Quoting two American presidents in his speech – Franklin D. Roosevelt and Abraham Lincoln – Duterte vowed to confront the biggest problem facing the Philippines: “erosion of faith and trust in government.”
“Resulting therefrom, I see the erosion of the people’s trust in our country’s leaders; the erosion of faith in our judicial system; the erosion of confidence in the capacity of our public servants to make the people’s lives better, safer and healthier,” he noted, arguing he would address this through stern law-and-order responses to government corruption and crime.
He also assured those who did not vote for him through a beloved aphorism: “I have no friends to serve. I have no enemies to harm.”
The Philippine Star, in multiple articles, commended Duterte for giving a speech that “veered away from profanities.” Duterte developed a reputation during his presidential campaign for speaking crudely about criminals, the media, and anyone he considered to be hurting the Philippine state. To criminal “sons of bitches,” he repeatedly vowed, “I will kill you.”
The Star notes that Duterte’s rise to head of state is the mark of a new era in Philippine politics. Columnist Dindo Manhit notes the significance of Duterte, a mayor from the southern, poverty-stricken part of the nation, defeating political insiders in a nation where the surnames Marcos and Aquino can often carry someone through a full political career.
“Duterte’s rise can be understood as part and parcel of a broader collapse of barriers-to-power, which is transforming politics both in the Philippines and internationally,” Manhit writes. “All over the world, ‘micropowers,’ whether individuals, firms, or states, have found ways to undermine established players that previously served as the gatekeepers of power.”
Manhit posits that, while Duterte’s most vocal enemies are violent drug traffickers, he will seek during his presidency to “wage his own revolution against what he sees as a dysfunctional political and economic system that has created and perpetuated obstructions the Philippines’ path to industrialization on the other.”
Already the number of drug criminals found dead has risen significantly since Duterte’s electoral win. ABC News notes that there have been nearly 5,000 drug-related arrests after his election and “dozens” of suspects found dead. Police insist, however, that the increase in arrests has nothing to do with Duterte, but is part of “an intensified anti-drug campaign” that has been ongoing since before the presidential election.

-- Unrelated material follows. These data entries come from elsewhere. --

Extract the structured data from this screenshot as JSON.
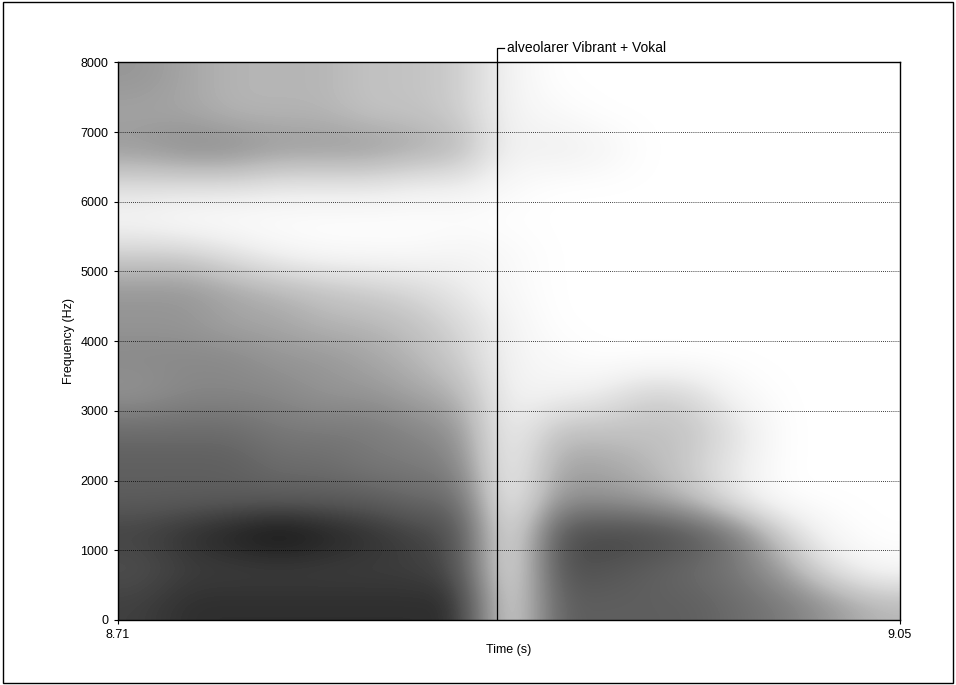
{
  "chart_data": {
    "type": "spectrogram",
    "x_label": "Time (s)",
    "y_label": "Frequency (Hz)",
    "xlim": [
      8.71,
      9.05
    ],
    "ylim": [
      0,
      8000
    ],
    "xticks": [
      8.71,
      9.05
    ],
    "yticks": [
      0,
      1000,
      2000,
      3000,
      4000,
      5000,
      6000,
      7000,
      8000
    ],
    "grid": true,
    "value_range": [
      0,
      1
    ],
    "annotations": [
      {
        "text": "alveolarer Vibrant + Vokal",
        "x": 8.875
      }
    ],
    "cells": [
      [
        0.8,
        0.85,
        0.85,
        0.85,
        0.85,
        0.85,
        0.85,
        0.85,
        0.2,
        0.7,
        0.7,
        0.7,
        0.7,
        0.65,
        0.6,
        0.5,
        0.4
      ],
      [
        0.75,
        0.8,
        0.8,
        0.8,
        0.8,
        0.8,
        0.8,
        0.75,
        0.15,
        0.75,
        0.75,
        0.7,
        0.65,
        0.6,
        0.45,
        0.2,
        0.05
      ],
      [
        0.8,
        0.85,
        0.9,
        0.95,
        0.9,
        0.85,
        0.8,
        0.75,
        0.15,
        0.75,
        0.8,
        0.8,
        0.75,
        0.6,
        0.3,
        0.05,
        0
      ],
      [
        0.7,
        0.7,
        0.7,
        0.7,
        0.7,
        0.7,
        0.65,
        0.65,
        0.1,
        0.5,
        0.5,
        0.45,
        0.35,
        0.15,
        0,
        0,
        0
      ],
      [
        0.7,
        0.7,
        0.7,
        0.65,
        0.65,
        0.6,
        0.6,
        0.55,
        0.1,
        0.45,
        0.45,
        0.4,
        0.3,
        0.15,
        0,
        0,
        0
      ],
      [
        0.65,
        0.65,
        0.65,
        0.6,
        0.6,
        0.6,
        0.55,
        0.5,
        0.1,
        0.35,
        0.35,
        0.35,
        0.35,
        0.2,
        0,
        0,
        0
      ],
      [
        0.5,
        0.55,
        0.55,
        0.55,
        0.5,
        0.5,
        0.45,
        0.4,
        0.1,
        0.1,
        0.15,
        0.3,
        0.25,
        0.05,
        0,
        0,
        0
      ],
      [
        0.55,
        0.55,
        0.55,
        0.5,
        0.5,
        0.45,
        0.4,
        0.3,
        0.1,
        0.05,
        0,
        0,
        0,
        0,
        0,
        0,
        0
      ],
      [
        0.5,
        0.5,
        0.45,
        0.45,
        0.4,
        0.4,
        0.35,
        0.25,
        0.1,
        0,
        0,
        0,
        0,
        0,
        0,
        0,
        0
      ],
      [
        0.5,
        0.5,
        0.45,
        0.4,
        0.35,
        0.3,
        0.25,
        0.15,
        0.05,
        0,
        0,
        0,
        0,
        0,
        0,
        0,
        0
      ],
      [
        0.3,
        0.3,
        0.2,
        0.1,
        0.05,
        0.05,
        0.05,
        0.1,
        0.05,
        0,
        0,
        0,
        0,
        0,
        0,
        0,
        0
      ],
      [
        0.05,
        0,
        0,
        0,
        0,
        0,
        0,
        0,
        0,
        0,
        0,
        0,
        0,
        0,
        0,
        0,
        0
      ],
      [
        0.25,
        0.25,
        0.25,
        0.2,
        0.2,
        0.2,
        0.15,
        0.15,
        0.05,
        0,
        0,
        0,
        0,
        0,
        0,
        0,
        0
      ],
      [
        0.5,
        0.55,
        0.55,
        0.5,
        0.5,
        0.5,
        0.45,
        0.4,
        0.1,
        0.15,
        0.1,
        0,
        0,
        0,
        0,
        0,
        0
      ],
      [
        0.45,
        0.45,
        0.4,
        0.4,
        0.4,
        0.35,
        0.35,
        0.3,
        0.1,
        0.05,
        0,
        0,
        0,
        0,
        0,
        0,
        0
      ],
      [
        0.5,
        0.45,
        0.4,
        0.4,
        0.4,
        0.35,
        0.35,
        0.3,
        0.1,
        0,
        0,
        0,
        0,
        0,
        0,
        0,
        0
      ]
    ]
  }
}
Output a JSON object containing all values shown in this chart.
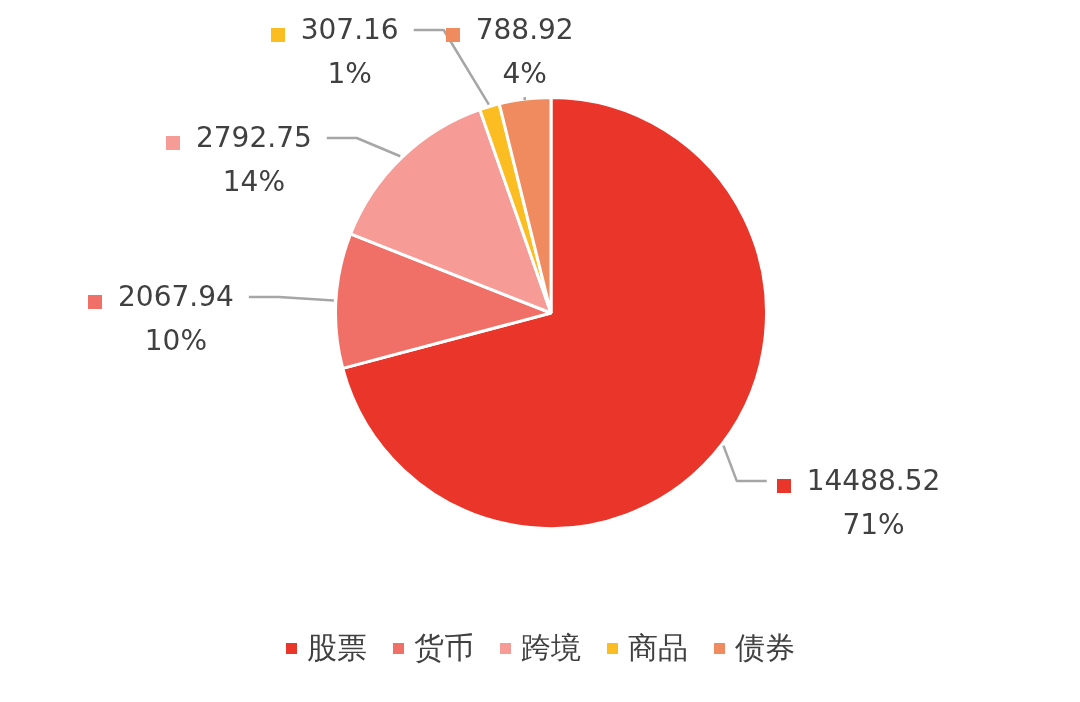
{
  "chart_data": {
    "type": "pie",
    "categories": [
      "股票",
      "货币",
      "跨境",
      "商品",
      "债券"
    ],
    "values": [
      14488.52,
      2067.94,
      2792.75,
      307.16,
      788.92
    ],
    "colors": [
      "#ea352b",
      "#f07068",
      "#f79b96",
      "#fbbd22",
      "#ef8b5e"
    ],
    "value_labels": [
      "14488.52\n71%",
      "2067.94\n10%",
      "2792.75\n14%",
      "307.16\n1%",
      "788.92\n4%"
    ],
    "legend": "bottom"
  }
}
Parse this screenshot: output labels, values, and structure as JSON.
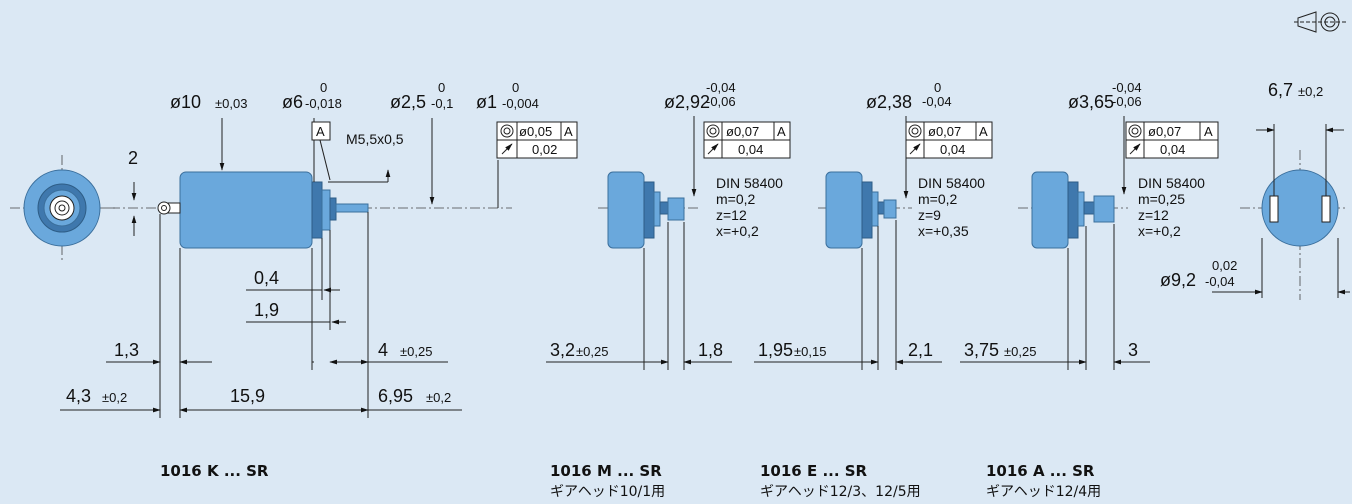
{
  "projection_symbol": "projection-method-icon",
  "colors": {
    "background": "#dbe8f4",
    "motor": "#6aa8dc",
    "motor_dark": "#3f78ad"
  },
  "main_view": {
    "d_body": "ø10",
    "d_body_tol": "±0,03",
    "d_pilot": "ø6",
    "d_pilot_tol_up": "0",
    "d_pilot_tol_lo": "-0,018",
    "d_boss": "ø2,5",
    "d_boss_tol_up": "0",
    "d_boss_tol_lo": "-0,1",
    "d_shaft": "ø1",
    "d_shaft_tol_up": "0",
    "d_shaft_tol_lo": "-0,004",
    "datum": "A",
    "thread": "M5,5x0,5",
    "tol_concentric": "ø0,05",
    "tol_concentric_ref": "A",
    "tol_runout": "0,02",
    "term_height": "2",
    "dim_0_4": "0,4",
    "dim_1_9": "1,9",
    "dim_1_3": "1,3",
    "dim_4": "4",
    "dim_4_tol": "±0,25",
    "dim_4_3": "4,3",
    "dim_4_3_tol": "±0,2",
    "dim_15_9": "15,9",
    "dim_6_95": "6,95",
    "dim_6_95_tol": "±0,2"
  },
  "gears": [
    {
      "d": "ø2,92",
      "tol_up": "-0,04",
      "tol_lo": "-0,06",
      "tol_concentric": "ø0,07",
      "tol_ref": "A",
      "tol_runout": "0,04",
      "std": "DIN 58400",
      "m": "m=0,2",
      "z": "z=12",
      "x": "x=+0,2",
      "len_a": "3,2",
      "len_a_tol": "±0,25",
      "len_b": "1,8"
    },
    {
      "d": "ø2,38",
      "tol_up": "0",
      "tol_lo": "-0,04",
      "tol_concentric": "ø0,07",
      "tol_ref": "A",
      "tol_runout": "0,04",
      "std": "DIN 58400",
      "m": "m=0,2",
      "z": "z=9",
      "x": "x=+0,35",
      "len_a": "1,95",
      "len_a_tol": "±0,15",
      "len_b": "2,1"
    },
    {
      "d": "ø3,65",
      "tol_up": "-0,04",
      "tol_lo": "-0,06",
      "tol_concentric": "ø0,07",
      "tol_ref": "A",
      "tol_runout": "0,04",
      "std": "DIN 58400",
      "m": "m=0,25",
      "z": "z=12",
      "x": "x=+0,2",
      "len_a": "3,75",
      "len_a_tol": "±0,25",
      "len_b": "3"
    }
  ],
  "rear_view": {
    "width": "6,7",
    "width_tol": "±0,2",
    "dia": "ø9,2",
    "dia_tol_up": "0,02",
    "dia_tol_lo": "-0,04"
  },
  "captions": [
    {
      "title": "1016 K ... SR",
      "subtitle": ""
    },
    {
      "title": "1016 M ... SR",
      "subtitle": "ギアヘッド10/1用"
    },
    {
      "title": "1016 E ... SR",
      "subtitle": "ギアヘッド12/3、12/5用"
    },
    {
      "title": "1016 A ... SR",
      "subtitle": "ギアヘッド12/4用"
    }
  ]
}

The number of anti-drug raids is nonetheless expected to increase now that Duterte has been elected. “I will use the military and the police to go out and arrest them, hunt for them and if they offer a violent resistance … I will simply say, ‘kill them all so we can finish this problem,’” candidate Duterte promised.
Following his election, Duterte promised to use leftover campaign funds to issue bounties to civilians capturing drug suspects “dead or alive.” He has repeatedly encouraged civilians to arrest and kill drug traffickers.
Strict curfews and strong policing have turned Davao City into one of the safest destinations on southern Mindanao island under Duterte’s 22-year governance; he remains highly popular in his hometown and has said he will govern from Davao as president.